- Date: December 31, 1958
- Season: 1958
- Stadium: Kidd Field
- Location: El Paso, Texas
- MVP: Guard Leonard Kuczewski
- Referee: Curly Hays (Border; split crew: Border, Mountain States)
- Attendance: 12,000–13,000

= 1958 Sun Bowl (December) =

American college football game

The 1958 Sun Bowl (December) was a college football postseason bowl game between the Wyoming Cowboys and the Hardin–Simmons Cowboys. This was the 25th Sun Bowl, and the first edition to be held in December; all prior Sun Bowls had been played on January 1 or January 2.

==Background==
Wyoming was champion of the Mountain States Conference for the third time in the 1950s and Hardin–Simmons was champion of the Border Conference for the third time in 16 years.

==Game summary==
Though both teams were stingy on defense, two turnovers in the second quarter led to Hardin–Simmons' downfall.

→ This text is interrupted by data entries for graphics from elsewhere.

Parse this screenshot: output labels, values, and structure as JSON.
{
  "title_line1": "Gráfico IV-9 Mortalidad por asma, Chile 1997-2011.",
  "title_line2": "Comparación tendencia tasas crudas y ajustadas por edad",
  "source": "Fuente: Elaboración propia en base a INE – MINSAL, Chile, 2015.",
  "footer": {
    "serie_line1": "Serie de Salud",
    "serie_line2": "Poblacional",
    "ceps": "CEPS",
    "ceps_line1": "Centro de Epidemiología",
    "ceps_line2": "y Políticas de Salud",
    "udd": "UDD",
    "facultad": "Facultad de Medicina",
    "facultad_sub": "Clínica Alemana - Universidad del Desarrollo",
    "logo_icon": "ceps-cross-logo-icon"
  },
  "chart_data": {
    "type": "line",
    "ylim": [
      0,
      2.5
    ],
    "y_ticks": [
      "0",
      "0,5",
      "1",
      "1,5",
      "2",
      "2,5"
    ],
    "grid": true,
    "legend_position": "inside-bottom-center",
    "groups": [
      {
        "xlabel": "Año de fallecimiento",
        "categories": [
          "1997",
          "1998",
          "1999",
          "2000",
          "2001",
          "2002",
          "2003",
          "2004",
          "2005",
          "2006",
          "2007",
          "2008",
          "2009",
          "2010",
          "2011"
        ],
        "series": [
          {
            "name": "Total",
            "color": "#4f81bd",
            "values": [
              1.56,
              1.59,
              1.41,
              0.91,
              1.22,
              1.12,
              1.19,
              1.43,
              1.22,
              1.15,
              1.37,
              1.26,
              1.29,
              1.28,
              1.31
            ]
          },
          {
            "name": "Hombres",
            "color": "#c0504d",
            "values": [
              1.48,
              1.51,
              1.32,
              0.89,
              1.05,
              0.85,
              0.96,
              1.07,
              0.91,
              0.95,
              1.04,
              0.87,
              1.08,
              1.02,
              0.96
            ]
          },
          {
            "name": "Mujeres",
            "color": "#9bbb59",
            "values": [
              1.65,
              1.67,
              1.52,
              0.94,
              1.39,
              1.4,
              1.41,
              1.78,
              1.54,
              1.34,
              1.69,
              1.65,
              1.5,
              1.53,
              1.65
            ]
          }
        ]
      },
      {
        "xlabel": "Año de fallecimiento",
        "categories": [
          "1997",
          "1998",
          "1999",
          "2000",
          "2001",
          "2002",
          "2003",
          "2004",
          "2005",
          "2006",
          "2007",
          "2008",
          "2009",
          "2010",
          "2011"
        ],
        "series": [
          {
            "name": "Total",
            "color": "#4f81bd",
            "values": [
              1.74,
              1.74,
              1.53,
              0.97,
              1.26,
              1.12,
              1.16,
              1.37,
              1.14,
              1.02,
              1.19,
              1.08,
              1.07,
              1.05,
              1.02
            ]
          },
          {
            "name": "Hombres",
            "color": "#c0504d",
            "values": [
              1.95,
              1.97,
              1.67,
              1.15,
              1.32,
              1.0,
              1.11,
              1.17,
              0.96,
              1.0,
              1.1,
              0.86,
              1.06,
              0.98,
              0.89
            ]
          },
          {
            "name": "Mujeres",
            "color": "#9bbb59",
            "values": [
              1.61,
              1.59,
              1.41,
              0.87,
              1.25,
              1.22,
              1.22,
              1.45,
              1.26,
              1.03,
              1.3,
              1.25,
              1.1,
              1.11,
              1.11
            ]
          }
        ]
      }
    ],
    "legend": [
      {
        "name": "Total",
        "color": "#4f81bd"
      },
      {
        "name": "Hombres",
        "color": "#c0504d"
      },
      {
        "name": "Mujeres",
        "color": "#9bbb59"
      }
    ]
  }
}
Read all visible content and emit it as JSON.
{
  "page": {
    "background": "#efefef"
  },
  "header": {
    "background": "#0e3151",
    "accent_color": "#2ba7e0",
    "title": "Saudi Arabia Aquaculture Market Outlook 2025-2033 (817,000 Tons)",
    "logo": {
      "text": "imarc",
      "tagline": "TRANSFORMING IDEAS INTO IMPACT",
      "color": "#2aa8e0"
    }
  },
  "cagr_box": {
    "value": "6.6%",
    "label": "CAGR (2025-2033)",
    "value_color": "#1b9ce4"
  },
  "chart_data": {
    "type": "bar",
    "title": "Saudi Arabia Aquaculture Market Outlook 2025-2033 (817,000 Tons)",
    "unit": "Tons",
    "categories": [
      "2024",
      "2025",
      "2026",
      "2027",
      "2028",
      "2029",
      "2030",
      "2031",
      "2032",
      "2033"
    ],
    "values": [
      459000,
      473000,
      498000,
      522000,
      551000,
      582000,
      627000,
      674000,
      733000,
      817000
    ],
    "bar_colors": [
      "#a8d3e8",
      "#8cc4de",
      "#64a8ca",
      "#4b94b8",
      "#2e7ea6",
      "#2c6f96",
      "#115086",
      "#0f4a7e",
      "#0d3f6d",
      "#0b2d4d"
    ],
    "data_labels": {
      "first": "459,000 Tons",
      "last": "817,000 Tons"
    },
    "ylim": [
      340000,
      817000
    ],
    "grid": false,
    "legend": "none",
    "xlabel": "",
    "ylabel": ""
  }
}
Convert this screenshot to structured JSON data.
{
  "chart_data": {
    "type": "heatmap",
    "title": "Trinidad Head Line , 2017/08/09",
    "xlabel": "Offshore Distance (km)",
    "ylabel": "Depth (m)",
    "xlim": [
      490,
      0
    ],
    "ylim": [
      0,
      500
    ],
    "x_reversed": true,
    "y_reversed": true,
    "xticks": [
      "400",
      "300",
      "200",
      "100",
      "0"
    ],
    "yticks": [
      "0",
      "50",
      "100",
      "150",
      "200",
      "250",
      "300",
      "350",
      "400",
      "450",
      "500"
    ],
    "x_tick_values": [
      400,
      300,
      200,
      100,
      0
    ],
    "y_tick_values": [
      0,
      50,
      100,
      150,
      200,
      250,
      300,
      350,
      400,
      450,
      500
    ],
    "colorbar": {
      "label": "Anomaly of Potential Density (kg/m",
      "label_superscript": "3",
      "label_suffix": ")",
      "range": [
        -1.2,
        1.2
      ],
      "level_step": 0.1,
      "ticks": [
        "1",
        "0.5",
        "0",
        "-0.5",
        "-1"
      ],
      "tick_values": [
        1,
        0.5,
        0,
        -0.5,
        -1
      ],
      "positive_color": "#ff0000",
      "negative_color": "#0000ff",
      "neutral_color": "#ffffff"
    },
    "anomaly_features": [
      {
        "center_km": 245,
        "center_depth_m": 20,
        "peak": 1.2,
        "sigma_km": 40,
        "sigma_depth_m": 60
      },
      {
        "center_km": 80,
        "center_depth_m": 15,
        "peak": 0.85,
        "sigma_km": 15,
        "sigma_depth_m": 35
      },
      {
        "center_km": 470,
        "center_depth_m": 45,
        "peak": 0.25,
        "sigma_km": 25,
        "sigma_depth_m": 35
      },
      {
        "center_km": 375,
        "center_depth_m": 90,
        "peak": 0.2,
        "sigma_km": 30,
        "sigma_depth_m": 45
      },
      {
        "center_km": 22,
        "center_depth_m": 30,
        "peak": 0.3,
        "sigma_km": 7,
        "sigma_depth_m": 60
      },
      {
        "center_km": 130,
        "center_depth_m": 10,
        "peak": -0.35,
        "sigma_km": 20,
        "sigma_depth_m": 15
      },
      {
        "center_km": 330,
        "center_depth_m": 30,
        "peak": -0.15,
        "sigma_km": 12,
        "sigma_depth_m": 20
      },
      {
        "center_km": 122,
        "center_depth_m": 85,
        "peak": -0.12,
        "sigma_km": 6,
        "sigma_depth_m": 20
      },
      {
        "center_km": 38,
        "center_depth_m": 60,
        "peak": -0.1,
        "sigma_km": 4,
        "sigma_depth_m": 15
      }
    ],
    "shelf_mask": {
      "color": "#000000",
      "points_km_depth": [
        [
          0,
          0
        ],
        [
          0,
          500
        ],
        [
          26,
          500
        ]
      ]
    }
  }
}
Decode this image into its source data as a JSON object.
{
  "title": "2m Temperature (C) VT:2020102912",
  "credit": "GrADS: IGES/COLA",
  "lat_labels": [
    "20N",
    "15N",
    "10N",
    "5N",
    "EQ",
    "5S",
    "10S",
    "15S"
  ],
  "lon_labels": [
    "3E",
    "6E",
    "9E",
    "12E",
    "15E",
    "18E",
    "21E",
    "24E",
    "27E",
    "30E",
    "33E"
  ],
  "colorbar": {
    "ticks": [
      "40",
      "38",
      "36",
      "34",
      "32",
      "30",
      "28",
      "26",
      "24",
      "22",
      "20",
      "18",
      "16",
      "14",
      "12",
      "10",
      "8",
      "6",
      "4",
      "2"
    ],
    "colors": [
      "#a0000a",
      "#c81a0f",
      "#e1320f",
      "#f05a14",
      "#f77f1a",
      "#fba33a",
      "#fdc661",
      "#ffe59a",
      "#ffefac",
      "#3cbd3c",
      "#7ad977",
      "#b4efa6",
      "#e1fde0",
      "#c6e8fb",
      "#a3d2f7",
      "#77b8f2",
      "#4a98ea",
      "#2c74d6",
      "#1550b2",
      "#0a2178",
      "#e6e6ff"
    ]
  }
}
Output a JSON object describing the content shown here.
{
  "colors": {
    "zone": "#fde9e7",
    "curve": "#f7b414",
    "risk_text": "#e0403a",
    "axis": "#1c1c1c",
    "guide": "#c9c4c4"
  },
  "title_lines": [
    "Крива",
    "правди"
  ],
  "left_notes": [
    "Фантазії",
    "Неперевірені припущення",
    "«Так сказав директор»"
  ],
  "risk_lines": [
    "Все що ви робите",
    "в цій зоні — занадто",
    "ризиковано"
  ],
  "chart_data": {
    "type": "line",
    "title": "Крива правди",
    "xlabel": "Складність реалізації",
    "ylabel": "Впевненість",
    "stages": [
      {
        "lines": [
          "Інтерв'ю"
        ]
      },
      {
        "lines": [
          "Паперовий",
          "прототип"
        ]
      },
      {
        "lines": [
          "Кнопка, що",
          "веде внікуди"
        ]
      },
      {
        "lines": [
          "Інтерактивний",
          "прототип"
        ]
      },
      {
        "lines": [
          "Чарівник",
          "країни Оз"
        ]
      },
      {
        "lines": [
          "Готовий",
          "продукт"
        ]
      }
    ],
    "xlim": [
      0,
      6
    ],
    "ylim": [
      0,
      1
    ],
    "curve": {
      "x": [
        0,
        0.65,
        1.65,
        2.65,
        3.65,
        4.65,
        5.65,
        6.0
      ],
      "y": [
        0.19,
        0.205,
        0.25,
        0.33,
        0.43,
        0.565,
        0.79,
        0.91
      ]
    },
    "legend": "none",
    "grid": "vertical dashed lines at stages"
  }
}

Pete Hart fumbled the ball and Wyoming's Pat Smyth recovered on the 19 of Hardin. Two plays later, Bud Snyder ran for 22 yards to the end zone to give Wyoming a 7–0 lead. After the kickoff, Hardin–Simmons was at their own 21 yard line. After a seven-yard loss on the first play, an interception of Harold Stephens' pass by Leonard Kuczewski led to another Snyder touchdown run. Stephens cut the lead on a touchdown pass to Benji, but after the failed conversion attempt, Hardin–Simmons failed to reach the end zone after that. Though Wyoming was limited to 188 total yards compared to Hardin-Simmons' 235 yards of total offense, Wyoming forced four turnovers while Hardin-Simmons failed to utilize their rushing attack for more points.

==Aftermath==
Wyoming won three more conference titles, but was not invited to any more bowl games during the rest of Devaney's tenure. This was the last bowl game for Hardin–Simmons.